Workout Plan: Power Rangers Unite

Purpose: To improve strength, power, and cardiovascular endurance through a team-based workout, focusing on full-body movements and functional exercises that engage various muscle groups while incorporating high-intensity intervals for maximum conditioning.

Warm Up:

3 rounds:

  • 5 calories on any cardio machine (rower, bike, etc.)
  • 3/3 hip openers
  • 2 walk outs
  • 10 seated side to sides
  • 10 scorpion tails
  • 4 burpees

Part A: Power Rangers

Measure: Rounds & Repetitions

39-minute AMRAP

Team Workout: In Teams of 3

P1:

  • 8 alternating dumbbell snatches
  • 2 chin-ups

P2:

  • 8 full kettlebell swings
  • 2 burpee box jumps

P3

  • When this person is done, everyone switches):
  • 20 calories – machine of choice

Muscle Groups:

  • Full body: This workout engages various muscle groups throughout the entire body, including the upper body, lower body, and core muscles.
  • Upper body muscles: Chin-ups and dumbbell snatches target the major muscles in the upper body, including the latissimus dorsi, biceps, triceps, and deltoids.
  • Lower body muscles: Full kettlebell swings and burpee box jumps engage the quadriceps, hamstrings, glutes, and calves.
  • Core muscles: Seated side to sides, scorpion tails, and walk outs engage the abdominal muscles, obliques, and lower back muscles for stability and core strength.
  • Cardiovascular fitness: The high-intensity nature of the workout, combined with the use of various cardio machines, helps to improve overall cardiovascular fitness and conditioning.

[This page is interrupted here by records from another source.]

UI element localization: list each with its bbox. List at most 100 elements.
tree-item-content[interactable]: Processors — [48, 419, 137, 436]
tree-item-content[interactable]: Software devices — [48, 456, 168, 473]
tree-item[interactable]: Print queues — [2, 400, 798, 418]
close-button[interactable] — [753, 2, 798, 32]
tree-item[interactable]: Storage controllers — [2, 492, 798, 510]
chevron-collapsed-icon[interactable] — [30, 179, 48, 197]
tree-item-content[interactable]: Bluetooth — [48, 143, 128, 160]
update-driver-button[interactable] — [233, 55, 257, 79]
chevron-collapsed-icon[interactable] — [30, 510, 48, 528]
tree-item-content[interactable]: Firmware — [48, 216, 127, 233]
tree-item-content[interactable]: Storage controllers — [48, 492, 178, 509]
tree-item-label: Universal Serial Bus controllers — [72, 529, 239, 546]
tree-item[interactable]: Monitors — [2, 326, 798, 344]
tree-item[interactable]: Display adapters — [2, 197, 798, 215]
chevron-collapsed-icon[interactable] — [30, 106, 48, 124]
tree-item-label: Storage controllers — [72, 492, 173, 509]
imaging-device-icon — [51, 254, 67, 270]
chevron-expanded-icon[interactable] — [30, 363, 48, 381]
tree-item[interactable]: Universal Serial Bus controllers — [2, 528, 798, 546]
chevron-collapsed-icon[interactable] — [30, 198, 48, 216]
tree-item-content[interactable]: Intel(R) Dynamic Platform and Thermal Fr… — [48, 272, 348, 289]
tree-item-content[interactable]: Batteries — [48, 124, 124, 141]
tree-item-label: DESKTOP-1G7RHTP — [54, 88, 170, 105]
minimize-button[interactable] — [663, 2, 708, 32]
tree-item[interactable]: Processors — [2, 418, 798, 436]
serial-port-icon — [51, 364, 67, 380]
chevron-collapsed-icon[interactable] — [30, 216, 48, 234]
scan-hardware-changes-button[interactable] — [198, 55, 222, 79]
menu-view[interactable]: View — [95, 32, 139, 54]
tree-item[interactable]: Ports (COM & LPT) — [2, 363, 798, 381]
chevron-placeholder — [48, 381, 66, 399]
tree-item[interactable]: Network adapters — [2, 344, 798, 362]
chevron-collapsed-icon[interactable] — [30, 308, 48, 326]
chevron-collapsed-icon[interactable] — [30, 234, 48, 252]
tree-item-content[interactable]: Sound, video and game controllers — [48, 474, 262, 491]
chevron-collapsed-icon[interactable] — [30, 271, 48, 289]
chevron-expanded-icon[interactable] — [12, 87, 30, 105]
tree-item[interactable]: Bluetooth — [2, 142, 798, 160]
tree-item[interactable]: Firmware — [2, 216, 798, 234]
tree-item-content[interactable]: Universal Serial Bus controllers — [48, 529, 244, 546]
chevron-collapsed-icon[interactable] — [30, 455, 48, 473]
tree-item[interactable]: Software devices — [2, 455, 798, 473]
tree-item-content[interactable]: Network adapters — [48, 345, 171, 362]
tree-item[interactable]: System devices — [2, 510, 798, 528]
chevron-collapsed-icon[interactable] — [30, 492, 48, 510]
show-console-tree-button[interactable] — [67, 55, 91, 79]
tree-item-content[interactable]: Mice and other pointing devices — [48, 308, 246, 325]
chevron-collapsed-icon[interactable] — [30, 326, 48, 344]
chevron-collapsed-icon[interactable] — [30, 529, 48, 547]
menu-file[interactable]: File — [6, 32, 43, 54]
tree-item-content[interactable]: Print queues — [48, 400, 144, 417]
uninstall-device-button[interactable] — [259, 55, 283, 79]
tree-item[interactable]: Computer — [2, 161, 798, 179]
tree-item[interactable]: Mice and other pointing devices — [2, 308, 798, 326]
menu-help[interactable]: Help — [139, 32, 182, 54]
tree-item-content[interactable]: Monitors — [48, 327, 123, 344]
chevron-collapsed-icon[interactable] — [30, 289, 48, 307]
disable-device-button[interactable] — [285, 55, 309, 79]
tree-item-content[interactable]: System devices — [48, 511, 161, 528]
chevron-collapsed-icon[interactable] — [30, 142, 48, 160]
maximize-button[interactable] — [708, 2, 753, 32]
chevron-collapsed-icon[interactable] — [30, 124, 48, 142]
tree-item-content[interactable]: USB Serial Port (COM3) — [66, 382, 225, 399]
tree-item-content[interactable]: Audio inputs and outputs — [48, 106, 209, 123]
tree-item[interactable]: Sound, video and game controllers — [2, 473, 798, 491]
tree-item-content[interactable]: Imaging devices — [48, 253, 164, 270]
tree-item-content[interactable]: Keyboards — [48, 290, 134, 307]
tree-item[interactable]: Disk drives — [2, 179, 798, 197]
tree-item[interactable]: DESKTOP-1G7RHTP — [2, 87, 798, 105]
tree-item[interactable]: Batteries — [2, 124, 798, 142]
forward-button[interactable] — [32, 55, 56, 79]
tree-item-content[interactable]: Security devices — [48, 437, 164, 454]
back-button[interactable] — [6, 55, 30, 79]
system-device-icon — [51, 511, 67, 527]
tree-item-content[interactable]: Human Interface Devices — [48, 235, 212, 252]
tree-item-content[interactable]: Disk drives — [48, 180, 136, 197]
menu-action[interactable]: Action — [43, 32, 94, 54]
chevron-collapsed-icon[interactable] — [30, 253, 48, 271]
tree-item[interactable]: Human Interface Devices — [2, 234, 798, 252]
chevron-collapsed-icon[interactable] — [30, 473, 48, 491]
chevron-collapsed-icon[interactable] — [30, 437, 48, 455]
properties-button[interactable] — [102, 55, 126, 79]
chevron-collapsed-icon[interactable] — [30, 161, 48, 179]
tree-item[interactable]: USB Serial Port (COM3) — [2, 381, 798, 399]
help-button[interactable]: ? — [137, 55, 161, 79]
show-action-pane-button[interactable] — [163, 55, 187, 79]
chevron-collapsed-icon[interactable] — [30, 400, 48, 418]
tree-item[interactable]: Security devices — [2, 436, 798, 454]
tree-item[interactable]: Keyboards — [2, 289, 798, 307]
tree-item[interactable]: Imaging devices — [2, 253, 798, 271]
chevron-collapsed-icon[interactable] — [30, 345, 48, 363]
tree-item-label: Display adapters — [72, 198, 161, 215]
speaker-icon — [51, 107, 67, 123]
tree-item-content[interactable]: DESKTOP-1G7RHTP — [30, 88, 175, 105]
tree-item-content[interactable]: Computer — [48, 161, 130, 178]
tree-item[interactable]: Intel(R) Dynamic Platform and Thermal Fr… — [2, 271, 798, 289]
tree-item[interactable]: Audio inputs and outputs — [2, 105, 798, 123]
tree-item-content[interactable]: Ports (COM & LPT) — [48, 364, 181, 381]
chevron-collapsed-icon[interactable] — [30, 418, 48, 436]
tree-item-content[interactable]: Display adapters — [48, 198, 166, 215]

This workout plan aims to improve strength, power, and cardiovascular endurance through a team-based workout that focuses on full-body movements and functional exercises. The incorporation of high-intensity intervals ensures maximum conditioning while engaging various muscle groups across the entire body for a well-rounded and effective workout experience.